Cuba has gone through a lot of crises and changes since then, and my attention has mostly been elsewhere.  I suspend judgment on all of that.  But, regardless of what happens in the future, the name of Fidel Castro is written in the stars.

Bernie Blessing Beats Developer Dollars

arreguin-sanders-720x529Tens of thousands of developer dollars didn’t outweigh Bernie Sanders’ endorsement in Berkeley’s mayoral race. Bernie-blessed progressive Jesse Arreguin pulled the surprise upset of the century by beating the developers’ darling Laurie Capitelli convincingly in an instant-voting runoff.  The National Association of Realtors in Chicago had spent more than $60,000 on behalf of Capitelli.

Capitelli was retiring Mayor Tom Bates’ chosen successor.  Bates had a laudable record fighting for progressive issues in earlier decades, but in recent years turned into a crabby, high-handed, and devious proponent of high-rise luxury housing developments downtown.  Capitelli, a retired real estate agent, generally acted as Bates’ right-hand man.

Just as Bates’ endorsement did not help Capitelli, so Capitelli’s endorsement plus $13,000 in Chicago money and nearly $18,000 in police PAC donations failed to advance Stephen Murphy, Capitelli’s chosen successor in the District 5 council post.  Sophie Hahn, who narrowly lost to Capitelli for the council seat four years ago, obliterated Murphy with 62 per cent of the vote.  Murphy, who was fined by the Court of Appeals in 2012 for dishonesty and incompetence as an attorney, has been a leading activist in promoting luxury housing development.

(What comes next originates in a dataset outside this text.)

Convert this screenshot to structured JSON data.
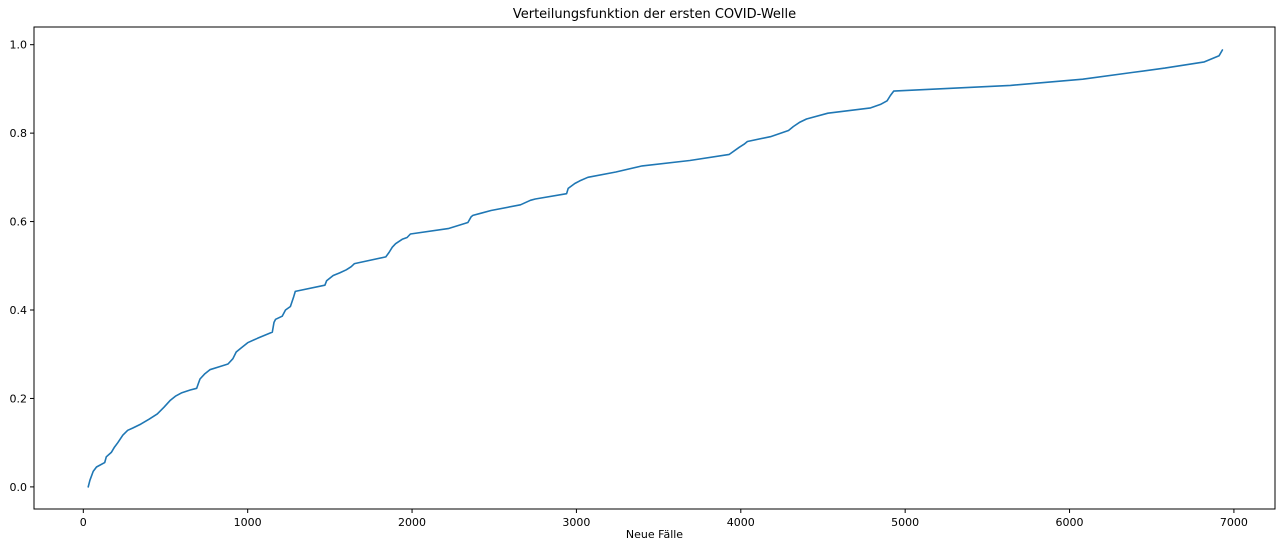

Retiring progressive Max Anderson in District 3 had better luck with his endorsement of Ben Bartlett.  Bartlett outclassed his opponents, winning a 57 per cent majority on the first ballot.

Incumbent Darryl Moore, in recent years usually another “me too” vote with Bates, appears to have lost his seat to first-time candidate Cheryl Davila.  Davila, a tenant and mother of two, campaigned in opposition to gentrification and for community control of police behavior.  On the first ballot, Moore was in the lead, but stood ten points short of a winning majority.  In the ranked-choice runoff, the votes of third place finisher Nanci Armstrong-Temple went primarily to Davila and put her over the 50 per cent mark with a lead of 42 votes over Moore.  However, a number of absentee ballots remain to be counted, and there is a theoretical possibility of a reversal.  Final results may not be known for a few days.

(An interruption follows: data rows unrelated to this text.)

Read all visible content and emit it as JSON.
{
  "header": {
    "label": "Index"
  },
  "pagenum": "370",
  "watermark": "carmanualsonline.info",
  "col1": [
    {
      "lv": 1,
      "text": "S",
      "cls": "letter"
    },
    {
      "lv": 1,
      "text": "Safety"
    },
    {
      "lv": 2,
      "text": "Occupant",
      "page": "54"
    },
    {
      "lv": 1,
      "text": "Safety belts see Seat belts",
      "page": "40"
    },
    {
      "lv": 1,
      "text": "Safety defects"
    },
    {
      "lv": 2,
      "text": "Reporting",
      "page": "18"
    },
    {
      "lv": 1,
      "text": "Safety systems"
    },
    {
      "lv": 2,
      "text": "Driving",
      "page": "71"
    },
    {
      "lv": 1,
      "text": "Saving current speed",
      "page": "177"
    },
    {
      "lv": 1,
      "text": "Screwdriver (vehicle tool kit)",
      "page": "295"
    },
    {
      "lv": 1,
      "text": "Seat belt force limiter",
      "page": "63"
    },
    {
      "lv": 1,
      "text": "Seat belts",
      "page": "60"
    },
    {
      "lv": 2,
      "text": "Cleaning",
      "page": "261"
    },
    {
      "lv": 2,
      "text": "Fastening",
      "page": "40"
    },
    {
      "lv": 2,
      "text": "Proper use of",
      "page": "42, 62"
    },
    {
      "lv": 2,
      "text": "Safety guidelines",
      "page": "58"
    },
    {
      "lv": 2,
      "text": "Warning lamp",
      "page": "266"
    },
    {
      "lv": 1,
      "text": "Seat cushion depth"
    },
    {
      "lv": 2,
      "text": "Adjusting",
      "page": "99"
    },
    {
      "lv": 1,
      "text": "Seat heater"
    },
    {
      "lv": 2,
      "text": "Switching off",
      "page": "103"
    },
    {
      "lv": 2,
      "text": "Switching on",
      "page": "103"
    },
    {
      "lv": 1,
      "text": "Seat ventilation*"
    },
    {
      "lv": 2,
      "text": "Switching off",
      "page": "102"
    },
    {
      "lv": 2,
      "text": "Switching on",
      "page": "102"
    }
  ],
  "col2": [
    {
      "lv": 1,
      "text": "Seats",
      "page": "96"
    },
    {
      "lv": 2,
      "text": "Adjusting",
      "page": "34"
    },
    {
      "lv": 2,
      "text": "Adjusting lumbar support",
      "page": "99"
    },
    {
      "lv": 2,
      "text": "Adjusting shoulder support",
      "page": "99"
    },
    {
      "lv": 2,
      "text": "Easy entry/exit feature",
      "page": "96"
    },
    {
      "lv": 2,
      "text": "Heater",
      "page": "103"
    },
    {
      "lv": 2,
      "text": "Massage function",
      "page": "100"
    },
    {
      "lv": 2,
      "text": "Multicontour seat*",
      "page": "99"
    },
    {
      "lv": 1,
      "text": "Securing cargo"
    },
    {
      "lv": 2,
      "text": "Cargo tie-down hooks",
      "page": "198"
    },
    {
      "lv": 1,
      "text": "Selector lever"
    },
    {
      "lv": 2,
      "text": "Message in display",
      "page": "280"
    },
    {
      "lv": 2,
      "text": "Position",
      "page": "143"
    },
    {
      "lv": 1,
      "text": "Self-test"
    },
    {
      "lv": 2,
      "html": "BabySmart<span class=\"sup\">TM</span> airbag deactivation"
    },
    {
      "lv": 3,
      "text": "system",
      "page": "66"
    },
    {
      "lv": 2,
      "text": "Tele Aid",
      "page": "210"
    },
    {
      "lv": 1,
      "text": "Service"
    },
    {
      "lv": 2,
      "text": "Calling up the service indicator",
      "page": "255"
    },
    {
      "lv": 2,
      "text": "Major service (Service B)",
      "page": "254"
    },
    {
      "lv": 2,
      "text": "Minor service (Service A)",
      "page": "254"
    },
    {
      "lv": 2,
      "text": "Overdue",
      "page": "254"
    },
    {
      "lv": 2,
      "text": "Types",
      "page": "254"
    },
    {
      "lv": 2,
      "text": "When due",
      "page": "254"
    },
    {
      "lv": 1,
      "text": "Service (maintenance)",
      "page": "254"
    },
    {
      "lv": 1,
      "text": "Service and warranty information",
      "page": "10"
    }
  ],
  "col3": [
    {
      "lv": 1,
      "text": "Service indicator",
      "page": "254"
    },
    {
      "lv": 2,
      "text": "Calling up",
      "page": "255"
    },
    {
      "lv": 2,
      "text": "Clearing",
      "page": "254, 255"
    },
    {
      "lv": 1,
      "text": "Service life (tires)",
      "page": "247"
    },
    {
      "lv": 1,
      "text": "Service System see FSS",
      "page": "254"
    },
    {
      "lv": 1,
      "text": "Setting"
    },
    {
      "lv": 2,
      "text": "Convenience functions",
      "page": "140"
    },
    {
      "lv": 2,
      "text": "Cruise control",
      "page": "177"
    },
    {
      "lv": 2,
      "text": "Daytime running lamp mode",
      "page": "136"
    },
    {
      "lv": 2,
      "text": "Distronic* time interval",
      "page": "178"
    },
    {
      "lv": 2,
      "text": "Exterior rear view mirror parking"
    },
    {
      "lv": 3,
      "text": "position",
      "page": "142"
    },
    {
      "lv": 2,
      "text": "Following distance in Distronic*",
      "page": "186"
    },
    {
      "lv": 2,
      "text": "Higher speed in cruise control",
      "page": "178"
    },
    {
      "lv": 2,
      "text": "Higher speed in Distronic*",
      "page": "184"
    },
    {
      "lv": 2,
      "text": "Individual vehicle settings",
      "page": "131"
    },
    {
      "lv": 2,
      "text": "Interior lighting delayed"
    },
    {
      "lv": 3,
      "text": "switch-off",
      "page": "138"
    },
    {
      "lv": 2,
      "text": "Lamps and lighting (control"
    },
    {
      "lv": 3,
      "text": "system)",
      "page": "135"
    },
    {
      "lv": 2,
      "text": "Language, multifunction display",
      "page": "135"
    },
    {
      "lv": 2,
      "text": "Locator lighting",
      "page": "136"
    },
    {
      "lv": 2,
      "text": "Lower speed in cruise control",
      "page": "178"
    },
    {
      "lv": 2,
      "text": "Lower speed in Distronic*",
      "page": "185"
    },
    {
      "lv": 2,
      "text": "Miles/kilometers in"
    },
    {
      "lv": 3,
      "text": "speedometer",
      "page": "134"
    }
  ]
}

With Arreguin leaving his District 4 council seat to become mayor, a special election will have to be held early in 2017 to replace him.

With or without Davila, the tenor of Berkeley’s City Council has shifted in a progressive direction.  The Bates machine with its 6-3 rubber-stamp majority is demolished.

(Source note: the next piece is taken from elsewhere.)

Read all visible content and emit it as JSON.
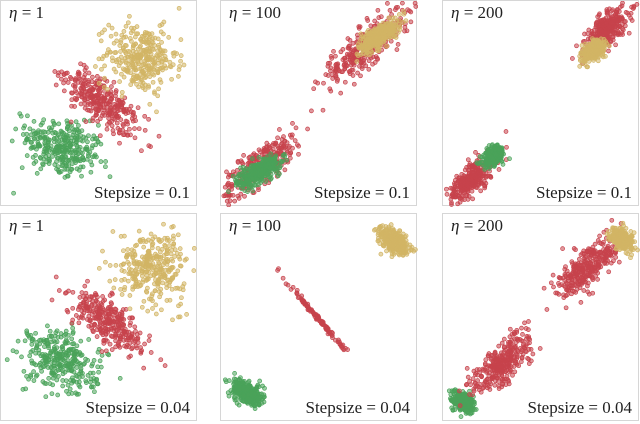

A major outlay of $892,540 by a PAC for the Berkeley Property Owners Association also failed to defeat Berkeley Proposition U1 or to pass Proposition DD.  The U1 measure, which passed by 74 per cent, will raise about $3 million for affordable housing.  The BPOA-sponsored effort, DD, would have raised less than half that amount.  The No vote on DD was over 70 per cent.

The CALI slate for the Berkeley Rent Board — Christina Murphy, Alejandro Soto-Vigil, Leah Simon-Weisberg and Igor Tregub — won all four seats on the Berkeley Rent Stabilization Board.  Incumbents Nathan Wollman and Judy Hunt were unseated.  The CALI slate also had Bernie Sanders’ endorsement.

The over-all pattern of voting in Berkeley reflects strong opposition to the luxury-priority high-rise construction projects that the Bates administration has pushed through in the past several years.  With a six-vote majority, Bates was easily able to override the three progressive council members, Arreguin, Kriss Worthington, and Max Anderson.  Council meetings frequently took on the air of a charade, with long parades of citizens lining up to oppose a given measure, and the council majority then ignoring all input and voting 6-3 in favor. Voters punished the Bates administration for this conduct. The progressives made it clear that they are not opposed to development per se, but to development that prioritizes luxury housing over affordable housing.